Maungdaw, Arakan State: The UN’s new human rights envoy to Burma, Ms. Yanghee Lee, didn’t meet any Rohingya from Maungdaw District, according to a human rights watchdog from Maungdaw named Halim.
Ms. Lee visited Maungdaw Police Station to observe the condition of Rohingya and Rakhine detainees, but a Maungdaw Police Station assistant—who declined to be named—said that the only Rohingya Ms. Lee spoke with was actually a government official masquerading as a detainee. The assistant also said that Rohingya detainees from the Maungdaw Police Station had been transferred three miles away to Hluntin Headquarters prior to the UN envoy’s visit.
According to an elder from Buthidaung, Ms. Lee wasn’t able to visit Rohingya detainees at Buthidaung Jail or local Rohingyas in Buthidaung Town either.
When Arakan State’s new chief minister, Maj-General Maung Maung Ohn, met Ms. Lee in Akyab he told her that Rakhines and Muslims in Arakan State are being separated in order to prevent conflict from breaking out again.
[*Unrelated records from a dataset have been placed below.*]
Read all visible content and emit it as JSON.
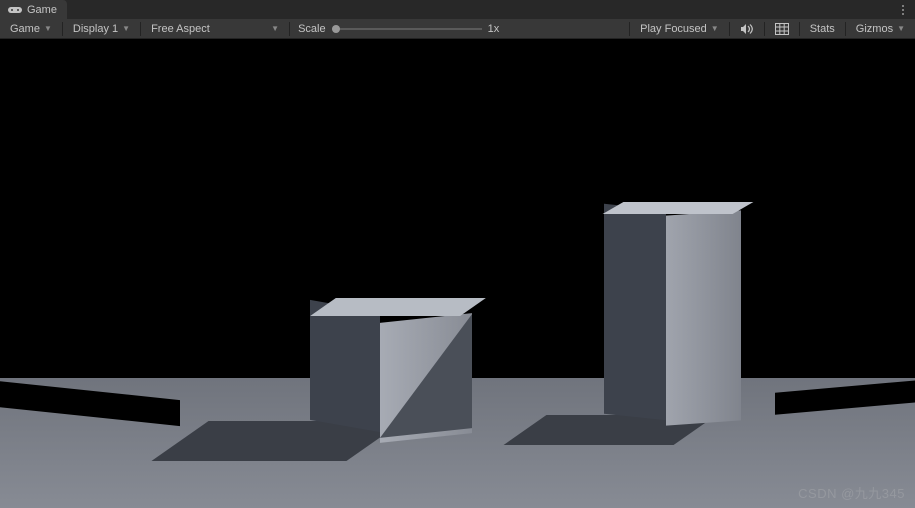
{
  "tab": {
    "title": "Game"
  },
  "toolbar": {
    "view_label": "Game",
    "display_label": "Display 1",
    "aspect_label": "Free Aspect",
    "scale_label": "Scale",
    "scale_value": "1x",
    "play_mode_label": "Play Focused",
    "stats_label": "Stats",
    "gizmos_label": "Gizmos"
  },
  "watermark": "CSDN @九九345"
}
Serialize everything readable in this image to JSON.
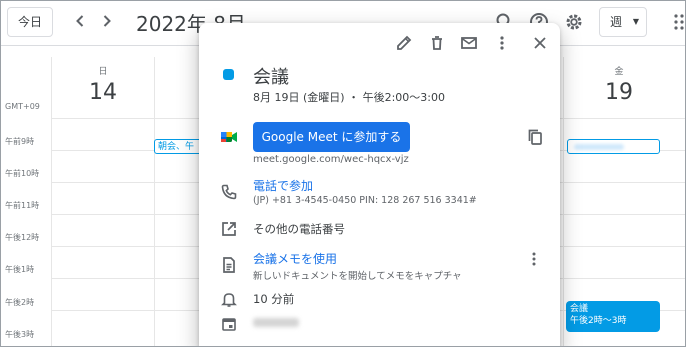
{
  "toolbar": {
    "today_label": "今日",
    "month_title": "2022年 8月",
    "view_label": "週",
    "icons": [
      "search-icon",
      "help-icon",
      "settings-icon",
      "apps-grid-icon"
    ]
  },
  "grid": {
    "timezone": "GMT+09",
    "times": [
      "午前9時",
      "午前10時",
      "午前11時",
      "午後12時",
      "午後1時",
      "午後2時",
      "午後3時"
    ],
    "days": [
      {
        "abbr": "日",
        "num": "14"
      },
      {
        "abbr": "金",
        "num": "19"
      }
    ],
    "event_chip": "朝会、午",
    "event_block": {
      "title": "会議",
      "time": "午後2時～3時"
    },
    "accent_color": "#039be5"
  },
  "popup": {
    "title": "会議",
    "when": "8月 19日 (金曜日) ・ 午後2:00～3:00",
    "color": "#039be5",
    "meet_button": "Google Meet に参加する",
    "meet_url": "meet.google.com/wec-hqcx-vjz",
    "phone_link": "電話で参加",
    "phone_detail": "(JP) +81 3-4545-0450 PIN: 128 267 516 3341#",
    "more_numbers": "その他の電話番号",
    "notes_link": "会議メモを使用",
    "notes_detail": "新しいドキュメントを開始してメモをキャプチャ",
    "reminder": "10 分前",
    "header_icons": [
      "edit-icon",
      "delete-icon",
      "email-icon",
      "more-options-icon",
      "close-icon"
    ]
  }
}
Maj-General Maung Maung Ohn also told the UN envoy that “We will verify the identity of Muslims in Arakan State in accordance with the 1982 Citizenship Law, and whoever obtains citizenship through this process can travel freely all over the country.”
The Yangon Times recently quoted Burma's Deputy Immigration and Population Minister Kyaw Kyaw Win as saying that “If they themselves identify as Bengali and request to have their citizenship status verified, then we will investigate their background under the 1982 Citizenship Law.”
When asked about Kyaw Kyaw Win’s statement, a local Rohingya told Kaladan Press that “If we accept being identified as ‘Bengali,’ then we’ll lose even before the government starts collecting census data. But so far, we haven’t accepted being identified as ‘Bengali’ and we only want to be identified as ‘Rohingya.’